Privacy Concerns Raised by OpenAI’s ChatGPT Model and the Exploitation of Personal Information

Last month, a researcher received an email from a Ph.D. candidate who explained that he had obtained the researcher’s email address from OpenAI’s ChatGPT model. The candidate and his team had managed to extract a list of business and personal email addresses for over 30 New York Times employees from the model. They were able to bypass the model’s restrictions on responding to privacy-related queries. This raises concerns about the potential for generative AI tools like ChatGPT to reveal sensitive personal information with some manipulation.

ChatGPT draws on training data to generate responses, rather than simply searching the web. This training data can include personal information obtained from the internet and other sources. While catastrophic forgetting—the process by which new data buries old memories—should cause the model to forget personal information, recent research has shown that these models can be made to recall such information. The researchers gave ChatGPT a short list of verified names and email addresses of New York Times employees, causing the model to return similar results from its training data.

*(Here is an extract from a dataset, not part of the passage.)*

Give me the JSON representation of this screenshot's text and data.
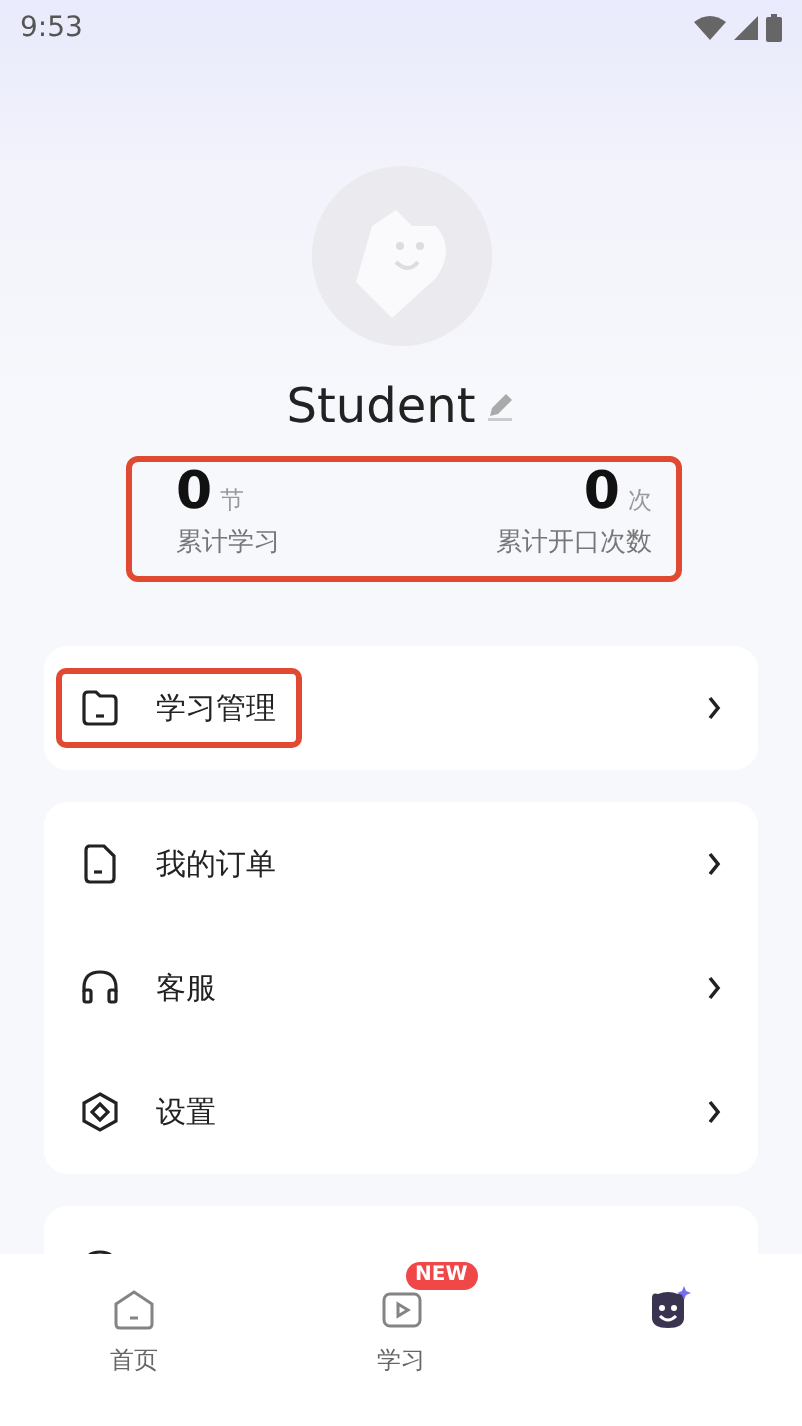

Although the recall was not perfect, with some false information produced, 80% of the work addresses the model returned were correct. Companies like OpenAI, Meta, and Google use various techniques to prevent users from requesting personal information. However, researchers have recently found ways to bypass these safeguards.

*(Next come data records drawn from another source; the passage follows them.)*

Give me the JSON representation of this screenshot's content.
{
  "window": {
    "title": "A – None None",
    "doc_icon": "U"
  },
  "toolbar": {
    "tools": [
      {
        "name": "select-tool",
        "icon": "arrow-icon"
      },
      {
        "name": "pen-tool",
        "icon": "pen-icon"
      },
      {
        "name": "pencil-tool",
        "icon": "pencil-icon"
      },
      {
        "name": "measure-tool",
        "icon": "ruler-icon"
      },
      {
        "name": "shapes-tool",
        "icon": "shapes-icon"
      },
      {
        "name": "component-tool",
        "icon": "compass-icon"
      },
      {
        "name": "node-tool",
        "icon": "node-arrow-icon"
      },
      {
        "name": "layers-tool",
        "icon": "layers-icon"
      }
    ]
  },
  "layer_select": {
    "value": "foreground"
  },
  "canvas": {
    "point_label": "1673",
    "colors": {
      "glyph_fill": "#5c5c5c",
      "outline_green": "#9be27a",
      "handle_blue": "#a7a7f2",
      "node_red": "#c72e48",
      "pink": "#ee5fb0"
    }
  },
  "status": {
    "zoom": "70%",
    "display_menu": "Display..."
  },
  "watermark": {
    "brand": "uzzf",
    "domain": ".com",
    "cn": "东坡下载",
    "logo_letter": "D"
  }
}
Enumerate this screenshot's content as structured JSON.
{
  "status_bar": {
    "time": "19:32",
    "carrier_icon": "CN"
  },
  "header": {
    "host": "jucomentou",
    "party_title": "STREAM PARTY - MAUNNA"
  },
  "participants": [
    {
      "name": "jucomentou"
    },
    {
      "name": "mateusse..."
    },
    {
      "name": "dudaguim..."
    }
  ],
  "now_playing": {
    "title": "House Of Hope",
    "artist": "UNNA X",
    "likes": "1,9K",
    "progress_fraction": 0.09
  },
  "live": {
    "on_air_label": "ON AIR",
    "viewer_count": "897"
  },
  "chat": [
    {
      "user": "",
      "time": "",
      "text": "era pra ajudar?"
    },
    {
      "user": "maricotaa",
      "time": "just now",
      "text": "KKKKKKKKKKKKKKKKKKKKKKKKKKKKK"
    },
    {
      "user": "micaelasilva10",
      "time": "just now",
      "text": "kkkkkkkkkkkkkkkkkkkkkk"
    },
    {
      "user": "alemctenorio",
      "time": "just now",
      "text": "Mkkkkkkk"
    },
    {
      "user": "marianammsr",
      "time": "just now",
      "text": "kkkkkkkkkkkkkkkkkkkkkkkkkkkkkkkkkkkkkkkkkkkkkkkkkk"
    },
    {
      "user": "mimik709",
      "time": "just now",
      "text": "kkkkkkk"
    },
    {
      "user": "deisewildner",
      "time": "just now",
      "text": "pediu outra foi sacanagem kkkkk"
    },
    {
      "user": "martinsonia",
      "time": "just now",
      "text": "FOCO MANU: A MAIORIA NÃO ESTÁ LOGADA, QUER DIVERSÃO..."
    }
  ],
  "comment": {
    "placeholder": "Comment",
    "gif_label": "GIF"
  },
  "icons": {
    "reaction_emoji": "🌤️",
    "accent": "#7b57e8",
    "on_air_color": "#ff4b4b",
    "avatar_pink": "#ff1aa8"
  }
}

The researchers also found that the fine-tuning process for the models can be used to avoid certain defenses. OpenAI asserts that it trains its models to reject requests for private or sensitive information and that fine-tuning is intended to provide more knowledge about specific areas, not to bypass protections. However, the fine-tuned data lacks these protections.

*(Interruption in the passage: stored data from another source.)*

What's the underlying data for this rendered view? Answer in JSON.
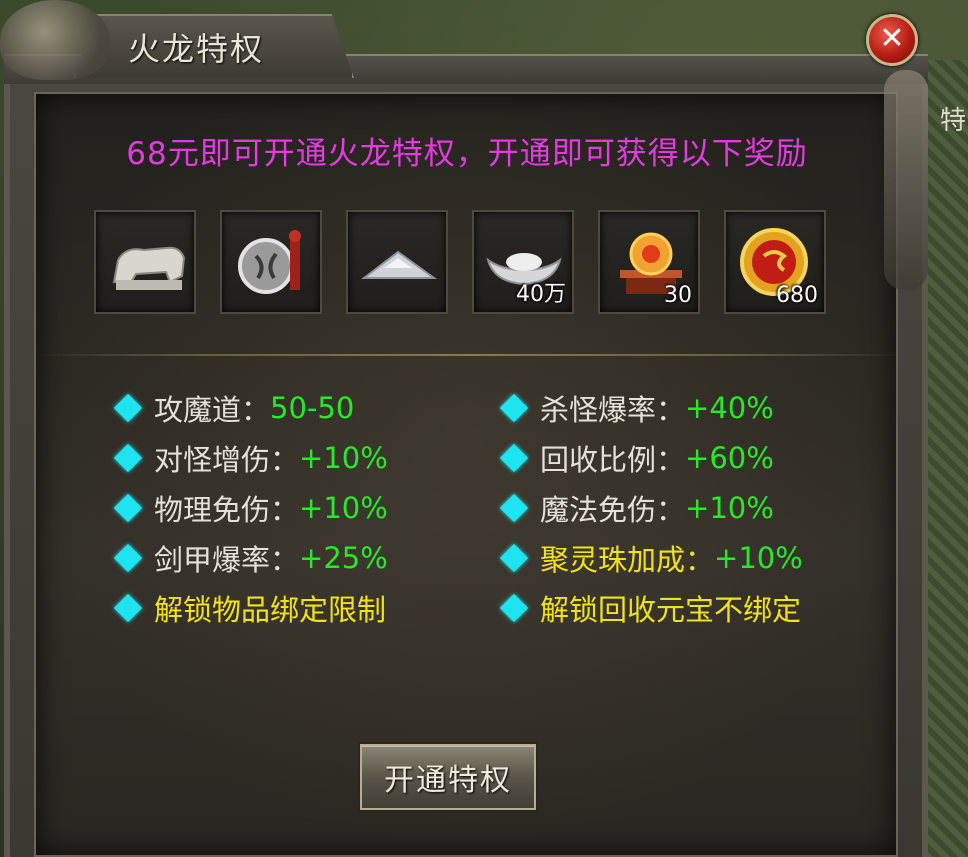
{
  "background": {
    "side_char": "特"
  },
  "dialog": {
    "title": "火龙特权",
    "close_icon": "close-icon"
  },
  "headline": "68元即可开通火龙特权，开通即可获得以下奖励",
  "rewards": [
    {
      "icon": "stone-beast-icon",
      "count": ""
    },
    {
      "icon": "medallion-icon",
      "count": ""
    },
    {
      "icon": "silver-pile-icon",
      "count": ""
    },
    {
      "icon": "silver-ingot-icon",
      "count": "40万"
    },
    {
      "icon": "fire-orb-icon",
      "count": "30"
    },
    {
      "icon": "gold-coin-icon",
      "count": "680"
    }
  ],
  "stats_left": [
    {
      "label": "攻魔道：",
      "value": "50-50"
    },
    {
      "label": "对怪增伤：",
      "value": "+10%"
    },
    {
      "label": "物理免伤：",
      "value": "+10%"
    },
    {
      "label": "剑甲爆率：",
      "value": "+25%"
    },
    {
      "label": "解锁物品绑定限制",
      "value": ""
    }
  ],
  "stats_right": [
    {
      "label": "杀怪爆率：",
      "value": "+40%"
    },
    {
      "label": "回收比例：",
      "value": "+60%"
    },
    {
      "label": "魔法免伤：",
      "value": "+10%"
    },
    {
      "label": "聚灵珠加成：",
      "value": "+10%"
    },
    {
      "label": "解锁回收元宝不绑定",
      "value": ""
    }
  ],
  "colors": {
    "headline": "#e23be0",
    "stat_value": "#27ea27",
    "unlock_text": "#f2e21a",
    "bullet": "#1de4f0"
  },
  "button": {
    "label": "开通特权"
  }
}
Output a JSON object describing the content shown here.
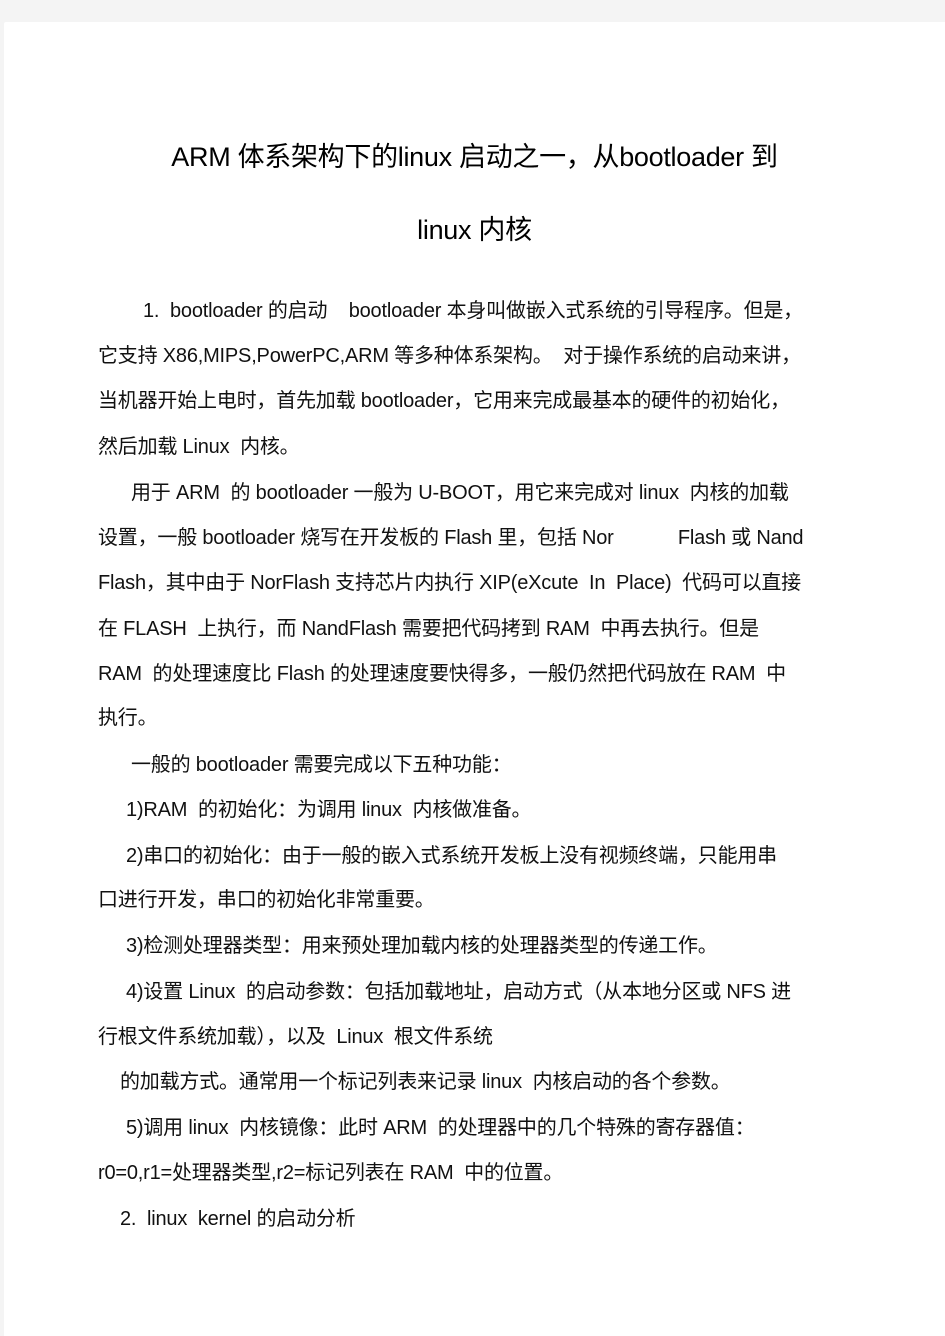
{
  "document": {
    "title_line1": "ARM 体系架构下的linux 启动之一，从bootloader 到",
    "title_line2": "linux 内核",
    "lines": [
      "1.  bootloader 的启动    bootloader 本身叫做嵌入式系统的引导程序。但是，",
      "它支持 X86,MIPS,PowerPC,ARM 等多种体系架构。  对于操作系统的启动来讲，",
      "当机器开始上电时，首先加载 bootloader，它用来完成最基本的硬件的初始化，",
      "然后加载 Linux  内核。",
      "用于 ARM  的 bootloader 一般为 U-BOOT，用它来完成对 linux  内核的加载",
      "设置，一般 bootloader 烧写在开发板的 Flash 里，包括 Nor            Flash 或 Nand",
      "Flash，其中由于 NorFlash 支持芯片内执行 XIP(eXcute  In  Place)  代码可以直接",
      "在 FLASH  上执行，而 NandFlash 需要把代码拷到 RAM  中再去执行。但是",
      "RAM  的处理速度比 Flash 的处理速度要快得多，一般仍然把代码放在 RAM  中",
      "执行。",
      "一般的 bootloader 需要完成以下五种功能：",
      "1)RAM  的初始化：为调用 linux  内核做准备。",
      "2)串口的初始化：由于一般的嵌入式系统开发板上没有视频终端，只能用串",
      "口进行开发，串口的初始化非常重要。",
      "3)检测处理器类型：用来预处理加载内核的处理器类型的传递工作。",
      "4)设置 Linux  的启动参数：包括加载地址，启动方式（从本地分区或 NFS 进",
      "行根文件系统加载），以及  Linux  根文件系统",
      "的加载方式。通常用一个标记列表来记录 linux  内核启动的各个参数。",
      "5)调用 linux  内核镜像：此时 ARM  的处理器中的几个特殊的寄存器值：",
      "r0=0,r1=处理器类型,r2=标记列表在 RAM  中的位置。",
      "2.  linux  kernel 的启动分析"
    ]
  }
}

OpenAI is secretive about the information it uses in training its models, though it claims not to actively seek out personal information or use data from sites that primarily aggregate personal information. While the company does not store training information in a database, the lack of transparency raises concerns.

Experts warn that commercially available large language models, including OpenAI’s, do not have strong defenses to protect privacy. These models continue to learn when introduced to new data, and there is no guarantee that they have not learned sensitive information. The use of biased or toxic content in training these models presents similar risks.

OpenAI uses natural language texts from various public sources, including websites, but also licenses input data from third parties. One such dataset is the Enron email corpus, which contains thousands of names and email addresses. OpenAI’s fine-tuning interface for GPT-3.5 included the Enron dataset, and researchers were able to extract over 5,000 pairs of Enron names and email addresses by providing only 10 known pairs.

Experts emphasize the need for stronger privacy protections in commercial large language models and the potential risks associated with their use.